Digo paradójicamente, porque en Colombia el 98% de las ciudades capitales y el 100% de los pueblos y veredas del territorio nacional descargan impunemente sus aguas negras sin tratamiento previo alguno, directamente a los cuerpos de aguas naturales. Colombia es además un país en donde las diferentes industrias vierten de manera ilegal sus desechos tóxicos a las fuentes de agua, y además envenenan el aire que todos respiramos; un país en donde los grupos dedicados a explotar el oro de aluvión en las cuencas de nuestros ríos vierten con absoluta impunidad a sus aguas los desechos mortales del azogue mezclado con el mercurio liquido utilizado en sus faenas; en donde se rellenan ilícitamente los cuerpos costeros de aguas dulces y salobres; en donde intencionalmente se taponan caños y se desecan ciénagas para anexarlas a los predios agrícolas y/o pecuarios en las cuatro cuencas hidrográficas; en donde la madera del bosque continúa talándose ilegalmente dejando expuesto el suelo a la erosión causada por la escorrentía de las aguas lluvias; en donde se utilizan composiciones venenosas de insecticidas y herbicidas cuyo uso esta expresamente prohibido por la legislación de los propios países productores. Un país en el que jamás el sistema judicial había condenado penalmente a alguno de los miles de responsables que a diario cometen la media docena de delitos referidos arriba.

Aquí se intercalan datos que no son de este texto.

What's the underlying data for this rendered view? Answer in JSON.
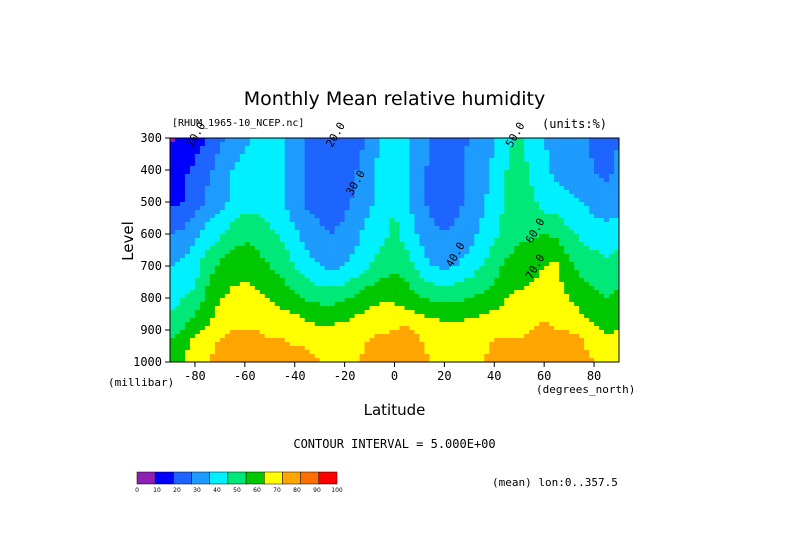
{
  "chart_data": {
    "type": "heatmap",
    "title": "Monthly Mean relative humidity",
    "source_label": "[RHUM_1965-10_NCEP.nc]",
    "units_label": "(units:%)",
    "xlabel": "Latitude",
    "x_units": "(degrees_north)",
    "ylabel": "Level",
    "y_units": "(millibar)",
    "x_range": [
      -90,
      90
    ],
    "y_range": [
      1000,
      300
    ],
    "x_ticks": [
      -80,
      -60,
      -40,
      -20,
      0,
      20,
      40,
      60,
      80
    ],
    "y_ticks": [
      300,
      400,
      500,
      600,
      700,
      800,
      900,
      1000
    ],
    "x_points": [
      -90,
      -85,
      -80,
      -75,
      -70,
      -65,
      -60,
      -55,
      -50,
      -45,
      -40,
      -35,
      -30,
      -25,
      -20,
      -15,
      -10,
      -5,
      0,
      5,
      10,
      15,
      20,
      25,
      30,
      35,
      40,
      45,
      50,
      55,
      60,
      65,
      70,
      75,
      80,
      85,
      90
    ],
    "levels": [
      300,
      400,
      500,
      600,
      700,
      800,
      850,
      900,
      925,
      1000
    ],
    "values": [
      [
        8,
        12,
        15,
        20,
        28,
        32,
        38,
        42,
        45,
        42,
        36,
        30,
        24,
        20,
        22,
        26,
        32,
        40,
        46,
        42,
        36,
        30,
        26,
        28,
        30,
        34,
        40,
        48,
        52,
        46,
        40,
        36,
        34,
        32,
        28,
        26,
        30
      ],
      [
        15,
        18,
        22,
        28,
        34,
        40,
        44,
        46,
        45,
        40,
        34,
        28,
        24,
        22,
        24,
        30,
        38,
        44,
        46,
        40,
        32,
        28,
        26,
        28,
        32,
        36,
        42,
        50,
        54,
        48,
        42,
        38,
        36,
        34,
        30,
        28,
        32
      ],
      [
        18,
        20,
        25,
        32,
        36,
        42,
        46,
        46,
        44,
        40,
        34,
        28,
        26,
        26,
        28,
        32,
        38,
        44,
        50,
        42,
        32,
        28,
        25,
        28,
        32,
        38,
        44,
        52,
        56,
        52,
        46,
        44,
        42,
        40,
        36,
        34,
        36
      ],
      [
        30,
        32,
        38,
        44,
        48,
        54,
        58,
        56,
        52,
        48,
        42,
        36,
        32,
        30,
        32,
        38,
        44,
        48,
        52,
        46,
        38,
        32,
        30,
        32,
        36,
        42,
        48,
        54,
        58,
        58,
        60,
        58,
        52,
        48,
        46,
        44,
        46
      ],
      [
        40,
        42,
        46,
        56,
        62,
        66,
        66,
        64,
        60,
        56,
        50,
        44,
        40,
        38,
        40,
        44,
        50,
        54,
        58,
        54,
        46,
        40,
        38,
        40,
        44,
        50,
        56,
        62,
        64,
        66,
        70,
        72,
        62,
        56,
        54,
        52,
        54
      ],
      [
        45,
        50,
        52,
        62,
        70,
        72,
        74,
        72,
        70,
        66,
        62,
        58,
        56,
        56,
        58,
        62,
        66,
        68,
        68,
        66,
        60,
        58,
        56,
        58,
        60,
        62,
        64,
        70,
        72,
        74,
        76,
        74,
        70,
        66,
        62,
        60,
        62
      ],
      [
        50,
        55,
        60,
        66,
        74,
        76,
        78,
        76,
        74,
        72,
        70,
        68,
        66,
        66,
        68,
        70,
        72,
        74,
        74,
        72,
        70,
        68,
        66,
        66,
        68,
        70,
        72,
        74,
        76,
        78,
        78,
        76,
        74,
        70,
        66,
        64,
        66
      ],
      [
        55,
        60,
        68,
        72,
        78,
        80,
        80,
        80,
        78,
        76,
        74,
        72,
        72,
        72,
        72,
        74,
        76,
        78,
        80,
        82,
        78,
        76,
        74,
        74,
        74,
        76,
        76,
        78,
        78,
        80,
        82,
        80,
        80,
        76,
        72,
        68,
        70
      ],
      [
        60,
        65,
        72,
        76,
        80,
        82,
        82,
        82,
        80,
        80,
        78,
        78,
        76,
        76,
        78,
        78,
        80,
        82,
        84,
        82,
        80,
        78,
        78,
        78,
        78,
        78,
        80,
        80,
        80,
        82,
        84,
        82,
        82,
        80,
        76,
        72,
        74
      ],
      [
        68,
        70,
        76,
        80,
        84,
        86,
        86,
        84,
        84,
        84,
        84,
        82,
        80,
        80,
        80,
        80,
        82,
        84,
        84,
        84,
        82,
        80,
        80,
        80,
        80,
        80,
        82,
        82,
        84,
        86,
        88,
        88,
        84,
        82,
        80,
        78,
        80
      ]
    ],
    "contour_labels": [
      "10.0",
      "20.0",
      "30.0",
      "40.0",
      "50.0",
      "60.0",
      "70.0"
    ],
    "contour_interval_text": "CONTOUR INTERVAL = 5.000E+00",
    "colorbar": {
      "ticks": [
        "0",
        "10",
        "20",
        "30",
        "40",
        "50",
        "60",
        "70",
        "80",
        "90",
        "100"
      ],
      "colors": [
        "#8c1fb4",
        "#0000ff",
        "#1e64ff",
        "#1e9bff",
        "#00f0ff",
        "#00e878",
        "#00c800",
        "#ffff00",
        "#ffa500",
        "#ff6e00",
        "#ff0000"
      ]
    },
    "footer_text": "(mean) lon:0..357.5"
  }
}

Esta vez a la persona responsable la han condenado a 24 meses de prisión y a pagar una multa de más de 40 millones de pesos.

Dije alentador al comienzo, por el camino que en buena hora le señala esta condena a otras instancias judiciales del país, precisamente cuando en ciudades como Cartagena los propios tribunales recientemente han pretendido enredarle el curso a los procesos judiciales entablados contra personas particulares por gravísimos delitos contra el medio ambiente, dejando a las respectivas autoridades ambientales en grave riesgo de ser convertidas no solo en “rey de burlas”, sino expósitos a los efectos de las consabidas contra demandas, cuando no proclives a la coima y al soborno en casos futuros. ¡Por ahí no es la cosa!

Recuérdese que cada agente contaminante presente bien sea en el aire que respiramos, en los alimentos que consumimos, o en el agua que bebemos, amenaza nuestra salud en mayor o menor grado. Hoy sabemos las graves consecuencias que de manera directa tienen varios elementos y compuestos químicos clasificados como de alta toxicidad sobre la salud humana y animal. Tales son los casos relacionados con los residuos de pesticidas organoclorados en el suelo y en los alimentos, o de los óxidos nitrosos y sulfuros descargados al aire, o de las dioxinas vertidas en los ecosistemas acuáticos, o de metales pesados como el mercurio, el cadmio o el plomo vertidos al agua y presentes en la carne de peces, moluscos y crustáceos.

En otras palabras, es importante que las instancias judiciales perciban la contaminación del aire que respiramos, del agua que consumimos, o de los alimentos que ingerimos, como sinónimo de grave enfermedad o afectación para nuestra salud.

Dada la dimensión de los delitos ambientales cometidos en Colombia, ya no se trata simplemente del derecho inalienable a disfrutar de un medio ambiente sano, o que las generaciones futuras se beneficien de la integridad de los ecosistemas y de la biodiversidad que nosotros hemos tenido, sino que hoy también se trata de nuestra propia sobrevivencia. Y es aquí en donde el papel asumido de manera responsable por la comunidad a través de sus propias organizaciones, debe ser un instrumento eficaz no sólo en la lucha contra la impunidad que hoy caracteriza la mayoría de los delitos cometidos contra el medio ambiente en Colombia, sino decisivo en la protección de nuestra propia salud y la recuperación de la calidad de nuestras aguas y el aire que respiramos. De ahí que el mejor aliado de nuestra sociedad civil deba ser el sistema judicial colombiano.